– Твой батя с партизанами не связан? – спросил ее Растокин.
– Я не знаю… Мне он ничего не говорил.
Пробираться к своим через линию фронта было, конечно, сложнее и опаснее. Проще попасть к партизанам, а от них – к своим.
«Но как выйти к партизанам? И есть ли они в этом районе?»
И все же он попросил ее:
– Ты разузнай у отца про партизан. Хватит мне тут прохлаждаться… Стыдно…
– Да ты только на ноги встал! – укоризненно посмотрела Таня. – Навоюешься еще. И на твою долю хватит.
– Узнай, узнай, я прошу тебя…
– Постараюсь… – неохотно пообещала она.
Вечером, когда стемнело, Таня ушла к отцу. От нечего делать Растокин слонялся возле землянки. Было тихо, лишь таинственно и жалобно шелестели листвой деревья, щедро облитые в эту лунную ночь бледно-молочным светом.
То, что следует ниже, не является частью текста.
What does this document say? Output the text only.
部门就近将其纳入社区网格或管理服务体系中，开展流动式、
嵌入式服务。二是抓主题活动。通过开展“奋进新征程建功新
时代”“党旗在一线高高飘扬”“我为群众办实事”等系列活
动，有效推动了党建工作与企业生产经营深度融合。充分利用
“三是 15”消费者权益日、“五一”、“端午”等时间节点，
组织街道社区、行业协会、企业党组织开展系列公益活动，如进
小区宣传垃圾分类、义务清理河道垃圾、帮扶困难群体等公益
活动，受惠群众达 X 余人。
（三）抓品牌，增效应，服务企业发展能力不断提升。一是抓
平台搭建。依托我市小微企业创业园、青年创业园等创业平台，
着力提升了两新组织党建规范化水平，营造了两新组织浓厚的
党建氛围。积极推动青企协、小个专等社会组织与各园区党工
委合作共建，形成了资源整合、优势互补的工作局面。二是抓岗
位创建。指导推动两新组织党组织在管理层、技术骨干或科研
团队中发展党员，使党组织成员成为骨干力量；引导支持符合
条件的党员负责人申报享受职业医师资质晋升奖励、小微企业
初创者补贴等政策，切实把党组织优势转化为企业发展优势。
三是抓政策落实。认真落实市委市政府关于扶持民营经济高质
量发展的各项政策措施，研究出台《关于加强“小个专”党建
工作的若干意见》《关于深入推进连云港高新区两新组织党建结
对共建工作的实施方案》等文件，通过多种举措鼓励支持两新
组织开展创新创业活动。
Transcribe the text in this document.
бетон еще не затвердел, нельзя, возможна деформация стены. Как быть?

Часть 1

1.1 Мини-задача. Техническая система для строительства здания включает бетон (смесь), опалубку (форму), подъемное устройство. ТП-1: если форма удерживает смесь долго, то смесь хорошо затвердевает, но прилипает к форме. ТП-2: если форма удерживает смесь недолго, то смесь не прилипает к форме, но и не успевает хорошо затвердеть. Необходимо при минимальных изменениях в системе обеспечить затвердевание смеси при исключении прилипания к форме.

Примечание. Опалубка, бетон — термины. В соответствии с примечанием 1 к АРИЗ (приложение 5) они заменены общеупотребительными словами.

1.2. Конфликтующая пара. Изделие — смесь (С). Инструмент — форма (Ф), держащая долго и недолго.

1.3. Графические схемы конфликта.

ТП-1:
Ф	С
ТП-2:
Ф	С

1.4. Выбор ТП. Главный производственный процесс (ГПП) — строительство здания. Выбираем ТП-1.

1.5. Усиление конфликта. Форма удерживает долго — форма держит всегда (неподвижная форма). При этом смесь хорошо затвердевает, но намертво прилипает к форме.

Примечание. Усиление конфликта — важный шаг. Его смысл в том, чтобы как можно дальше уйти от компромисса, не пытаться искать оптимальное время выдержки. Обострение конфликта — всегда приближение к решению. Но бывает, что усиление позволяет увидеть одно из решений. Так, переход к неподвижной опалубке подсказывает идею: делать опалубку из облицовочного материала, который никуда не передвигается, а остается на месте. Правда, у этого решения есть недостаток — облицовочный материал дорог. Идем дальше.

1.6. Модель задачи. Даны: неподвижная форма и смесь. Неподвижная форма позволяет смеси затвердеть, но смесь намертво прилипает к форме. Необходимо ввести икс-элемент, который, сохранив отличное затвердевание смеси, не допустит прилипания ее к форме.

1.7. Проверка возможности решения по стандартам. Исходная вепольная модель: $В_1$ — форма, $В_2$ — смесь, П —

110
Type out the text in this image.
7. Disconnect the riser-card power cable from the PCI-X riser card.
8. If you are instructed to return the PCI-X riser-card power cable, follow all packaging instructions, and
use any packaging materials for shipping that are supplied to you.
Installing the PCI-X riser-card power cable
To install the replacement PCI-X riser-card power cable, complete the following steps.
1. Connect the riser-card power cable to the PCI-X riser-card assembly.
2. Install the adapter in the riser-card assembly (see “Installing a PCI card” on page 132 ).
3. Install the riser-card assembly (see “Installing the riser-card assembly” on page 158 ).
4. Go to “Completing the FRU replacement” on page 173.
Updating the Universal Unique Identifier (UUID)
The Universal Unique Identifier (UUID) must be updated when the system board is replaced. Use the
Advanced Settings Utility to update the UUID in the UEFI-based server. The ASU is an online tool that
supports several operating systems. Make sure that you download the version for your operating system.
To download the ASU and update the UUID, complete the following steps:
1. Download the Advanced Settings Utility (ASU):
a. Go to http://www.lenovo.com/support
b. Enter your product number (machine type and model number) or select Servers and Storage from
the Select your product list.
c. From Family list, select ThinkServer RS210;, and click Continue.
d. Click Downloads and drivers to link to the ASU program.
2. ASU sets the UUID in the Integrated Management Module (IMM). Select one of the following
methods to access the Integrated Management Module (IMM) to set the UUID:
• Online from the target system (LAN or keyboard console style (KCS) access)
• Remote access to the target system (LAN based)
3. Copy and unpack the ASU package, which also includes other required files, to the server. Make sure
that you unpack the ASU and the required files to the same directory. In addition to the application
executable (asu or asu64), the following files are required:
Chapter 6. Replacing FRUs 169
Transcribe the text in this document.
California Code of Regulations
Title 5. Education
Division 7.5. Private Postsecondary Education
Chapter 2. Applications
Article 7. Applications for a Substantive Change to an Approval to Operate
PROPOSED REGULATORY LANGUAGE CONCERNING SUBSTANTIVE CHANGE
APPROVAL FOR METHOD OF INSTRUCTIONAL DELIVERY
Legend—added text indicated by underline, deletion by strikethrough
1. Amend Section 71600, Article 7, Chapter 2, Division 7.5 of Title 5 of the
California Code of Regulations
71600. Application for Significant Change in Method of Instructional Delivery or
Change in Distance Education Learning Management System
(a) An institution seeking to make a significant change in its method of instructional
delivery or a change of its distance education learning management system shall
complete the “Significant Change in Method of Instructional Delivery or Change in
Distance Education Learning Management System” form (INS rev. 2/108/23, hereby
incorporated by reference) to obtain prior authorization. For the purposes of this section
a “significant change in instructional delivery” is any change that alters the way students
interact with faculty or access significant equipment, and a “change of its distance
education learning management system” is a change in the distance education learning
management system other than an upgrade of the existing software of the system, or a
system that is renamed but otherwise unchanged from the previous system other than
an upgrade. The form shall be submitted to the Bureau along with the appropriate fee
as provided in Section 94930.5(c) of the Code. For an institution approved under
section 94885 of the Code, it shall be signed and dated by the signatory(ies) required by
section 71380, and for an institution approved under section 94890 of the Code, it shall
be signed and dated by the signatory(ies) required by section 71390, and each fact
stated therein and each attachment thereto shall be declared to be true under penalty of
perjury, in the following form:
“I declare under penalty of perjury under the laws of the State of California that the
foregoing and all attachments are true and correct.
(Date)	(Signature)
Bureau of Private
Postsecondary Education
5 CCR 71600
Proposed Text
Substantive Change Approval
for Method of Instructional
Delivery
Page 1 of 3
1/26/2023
«Пожить бы хоть одно лето в таком вот лесу… Косить сено, метать стога, собирать грибы, ходить по ягоды…»
Его размышления прервали торопливые шаги. Не заметив Растокина в тени деревьев, Таня прошмыгнула мимо. Он окликнул ее.
Подбежав, она впопыхах проговорила:
– Немцы забрали отца… Я тоже чуть не попалась… За мной гнались, стреляли… Надо уходить… Овчарка возьмет мой след и приведет к землянке. Надо уходить…
Не осознав еще до конца всей опасности, Растокин пытался успокоить ее:
– Ничего страшного, в лесу они нас не возьмут… А уходить, конечно, надо…
В землянке они побросали в вещмешок самое необходимое. Растокин перекинул через плечо автомат. Таня взяла сидор[23] и, окинув последний раз землянку, где они провели вместе несколько суток, вышла наружу.
Полная луна поливала землю обильным светом.
«В темную ночь немцы могли не рискнуть, а в эту…» Не успел он об этом подумать, как со стороны деревни раздался тревожный лак собак. Таня схватила его за руку.
– Скорей, Валентин, скорей в глубь леса, там болота… Шла она быстро, и Растокин, прихрамывая, старался не отстать. Из-под ног с шипящим свистом изредка взлетали птицы. Таня вздрагивала, недовольно ворчала. Лай собак приближался, становился громче. Они торопливо уходили в глубь леса, подальше от землянки, где болотистая местность могла укрыть их от преследования и погони. У Растокина кружилась голова, в висках стучали молоточки, тупая боль сковывала ногу. Не подавая вида, он упорно шел вперед, то и дело поправляя на плече бесполезно висевший без патрон и мешавший ему идти автомат.
Были уже слышны не только лай собак, но и отдельные выкрики немцев. Они, видимо, сдерживали рвущихся вперед натренированных псов.
Растокин достал пистолет. В обойме было пять патронов, всего пять.
«Живым меня не возьмут… Не возьмут… А Таня? Как Таня? Что будет с ней?»